Cela nous permet de repenser les choses et de nous dire que, par exemple, il ne s'agit pas d'une soumission, comme on l'a longtemps énoncé. Et que ce discours français sur la langue, comme élément fort des identités, dérange la réalité culturelle et littéraire qui est la nôtre, en sachant qu'il suffit de se la réapproprier par l'acte créateur pour casser ce discours.

Le troisième défi est celui de la communication. Bien entendu, nous avons besoin de nous parler, entre citoyens du monde, et pour cela nous avons besoin de la traduction qui est la véritable langue commune de l'écriture. Mais, en même temps, il nous faut prendre garde à échapper à un certain nombre de choses qui seraient, là encore, l'illusion du miroir français.

Notre souci de communication n'est rien d'autre qu'un moyen et non pas un but.

Nous avons connu dans l'histoire récente du monde francophone des modes, la mode antillaise, la mode québécoise, et nous avons vu aussi comment un certain milieu intellectuel français fermé exigeait de nous de l'exotisme, exigeait ce qu'on appelle ces suppléments d'âme dont nous entendons parler trop souvent où on a l'impression que, par exemple, la littérature du Sud apporte « un sang neuf, du feu, du soleil, parce qu'on est ici un peu terne, avec le sang trop pâle ». Tous ces termes, racistes ou aliénés en réalité, ne correspondent pas, il faut qu'on le sache, à la réalité de ce qu'est la littérature, quoi que nous en pensions. Mais supposer qu'on va retomber dans une nouvelle forme de colonisation qui ne consiste non plus à aller chercher du sucre chez les autres, mais à aller chercher des mots, des idées nouvelles, de l'enrichissement pour le plaisir de sa lecture, c'est encore une tendance que nous devons refuser de manière très forte.

Dernier défi, celui de la création. Beaucoup considèrent que les écrivains francophones sont là pour donner des nouvelles de leur pays, des nouvelles des drames, des nouvelles de la faim, des nouvelles du sida. Donc, on ne les interroge pas sur leurs poèmes, de leurs pièces de théâtre, leurs romans, leur esthétique, leur style, leur écriture.

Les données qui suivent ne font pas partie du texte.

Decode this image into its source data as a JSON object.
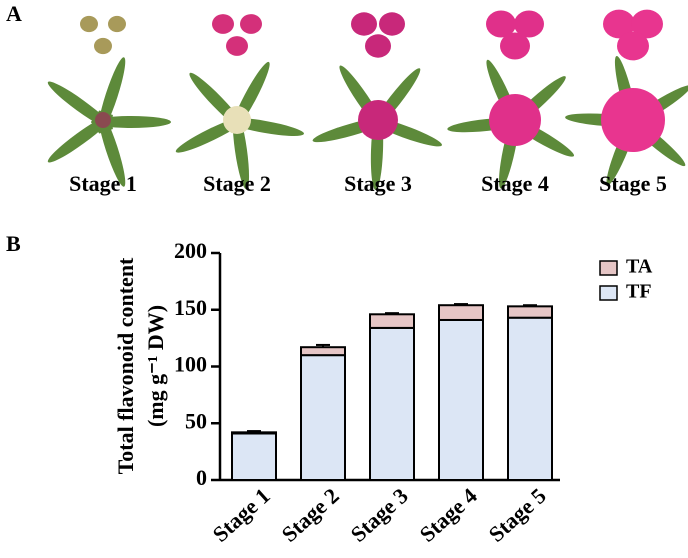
{
  "panel_labels": [
    "A",
    "B"
  ],
  "photo_captions": [
    "Stage 1",
    "Stage 2",
    "Stage 3",
    "Stage 4",
    "Stage 5"
  ],
  "chart_data": {
    "type": "stacked-bar",
    "ylabel_lines": [
      "Total flavonoid content",
      "(mg g⁻¹ DW)"
    ],
    "categories": [
      "Stage 1",
      "Stage 2",
      "Stage 3",
      "Stage 4",
      "Stage 5"
    ],
    "series": [
      {
        "name": "TF",
        "color": "#dce6f5",
        "values": [
          41,
          110,
          134,
          141,
          143
        ],
        "errors": [
          2,
          2,
          3,
          4,
          3
        ]
      },
      {
        "name": "TA",
        "color": "#e6c6c6",
        "values": [
          1,
          7,
          12,
          13,
          10
        ],
        "errors": [
          1,
          2,
          1,
          1,
          1
        ]
      }
    ],
    "ylim": [
      0,
      200
    ],
    "yticks": [
      0,
      50,
      100,
      150,
      200
    ],
    "legend": "upper-right"
  }
}
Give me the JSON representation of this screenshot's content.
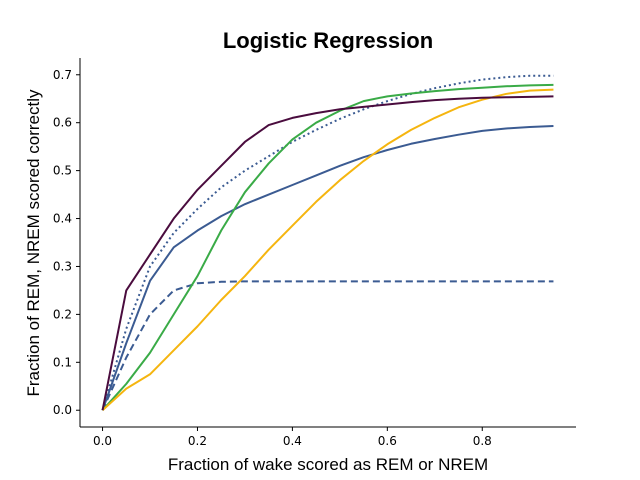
{
  "chart_data": {
    "type": "line",
    "title": "Logistic Regression",
    "xlabel": "Fraction of wake scored as REM or NREM",
    "ylabel": "Fraction of REM, NREM scored correctly",
    "xlim": [
      -0.0475,
      0.9975
    ],
    "ylim": [
      -0.035,
      0.735
    ],
    "xticks": [
      0.0,
      0.2,
      0.4,
      0.6,
      0.8
    ],
    "xtick_labels": [
      "0.0",
      "0.2",
      "0.4",
      "0.6",
      "0.8"
    ],
    "yticks": [
      0.0,
      0.1,
      0.2,
      0.3,
      0.4,
      0.5,
      0.6,
      0.7
    ],
    "ytick_labels": [
      "0.0",
      "0.1",
      "0.2",
      "0.3",
      "0.4",
      "0.5",
      "0.6",
      "0.7"
    ],
    "grid": false,
    "x": [
      0.0,
      0.05,
      0.1,
      0.15,
      0.2,
      0.25,
      0.3,
      0.35,
      0.4,
      0.45,
      0.5,
      0.55,
      0.6,
      0.65,
      0.7,
      0.75,
      0.8,
      0.85,
      0.9,
      0.95
    ],
    "series": [
      {
        "color": "#3b5b92",
        "style": "solid",
        "values": [
          0.0,
          0.14,
          0.27,
          0.34,
          0.375,
          0.405,
          0.43,
          0.45,
          0.47,
          0.49,
          0.51,
          0.528,
          0.543,
          0.556,
          0.566,
          0.575,
          0.583,
          0.588,
          0.591,
          0.593
        ]
      },
      {
        "color": "#3b5b92",
        "style": "dashed",
        "values": [
          0.0,
          0.11,
          0.2,
          0.25,
          0.265,
          0.268,
          0.269,
          0.269,
          0.269,
          0.269,
          0.269,
          0.269,
          0.269,
          0.269,
          0.269,
          0.269,
          0.269,
          0.269,
          0.269,
          0.269
        ]
      },
      {
        "color": "#3b5b92",
        "style": "dotted",
        "values": [
          0.0,
          0.17,
          0.3,
          0.37,
          0.42,
          0.465,
          0.5,
          0.53,
          0.56,
          0.585,
          0.608,
          0.628,
          0.645,
          0.66,
          0.672,
          0.682,
          0.69,
          0.695,
          0.698,
          0.698
        ]
      },
      {
        "color": "#3aab47",
        "style": "solid",
        "values": [
          0.0,
          0.055,
          0.12,
          0.2,
          0.28,
          0.375,
          0.455,
          0.515,
          0.565,
          0.6,
          0.625,
          0.645,
          0.655,
          0.661,
          0.666,
          0.67,
          0.673,
          0.676,
          0.678,
          0.679
        ]
      },
      {
        "color": "#f5b50f",
        "style": "solid",
        "values": [
          0.0,
          0.045,
          0.075,
          0.125,
          0.175,
          0.23,
          0.28,
          0.335,
          0.385,
          0.435,
          0.48,
          0.52,
          0.555,
          0.585,
          0.61,
          0.632,
          0.648,
          0.66,
          0.667,
          0.669
        ]
      },
      {
        "color": "#4a0c3e",
        "style": "solid",
        "values": [
          0.0,
          0.25,
          0.325,
          0.4,
          0.46,
          0.51,
          0.56,
          0.595,
          0.61,
          0.62,
          0.628,
          0.633,
          0.638,
          0.643,
          0.647,
          0.65,
          0.652,
          0.653,
          0.654,
          0.655
        ]
      }
    ]
  }
}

Souvenez-vous de la phrase de Sartre : « Aucun livre ne tient devant un enfant qui meurt de faim. » Il avoué lui-même ensuite qu'il avait eu tort de dire cela parce que, au contraire, c'est la parole d'écriture qui permet de poser les vraies questions, et surtout de les pérenniser, et encore plus de les transmettre, ce qui est encore la meilleure façon de les dénoncer.

Revenir à l'écriture, revenir au travail, c'est le vrai défi, indépendamment de nos fonctions d'enseignants, de nos fonctions de transmetteurs, de nos fonctions de journalistes, de nos fonctions de témoins, de nos fonctions de promoteurs de langues, qu'elles soient africaines, françaises, il y va avant tout du devoir d'écrire.

Dans la pièce magnifique de Wajdi Mouawad, présentée dernièrement, il y a une très belle scène : une vieille grand-mère avant de mourir dit à une petite fille : « Je te demande de me promettre quatre choses, quatre choses seulement : apprends à lire, apprends à écrire, apprends à parler et tu pourras penser. »

Je termine avec une phrase de Khalil Gibran, encore un autre grand francophone, qui disait : « Prêtez-moi une oreille et je vous donnerai une voix. »

Voilà ce que nous souhaitons tous, la possibilité dans tous les domaines de la chaîne du livre, de prêter l'oreille à toutes les voix qui s'offrent dans le monde francophone.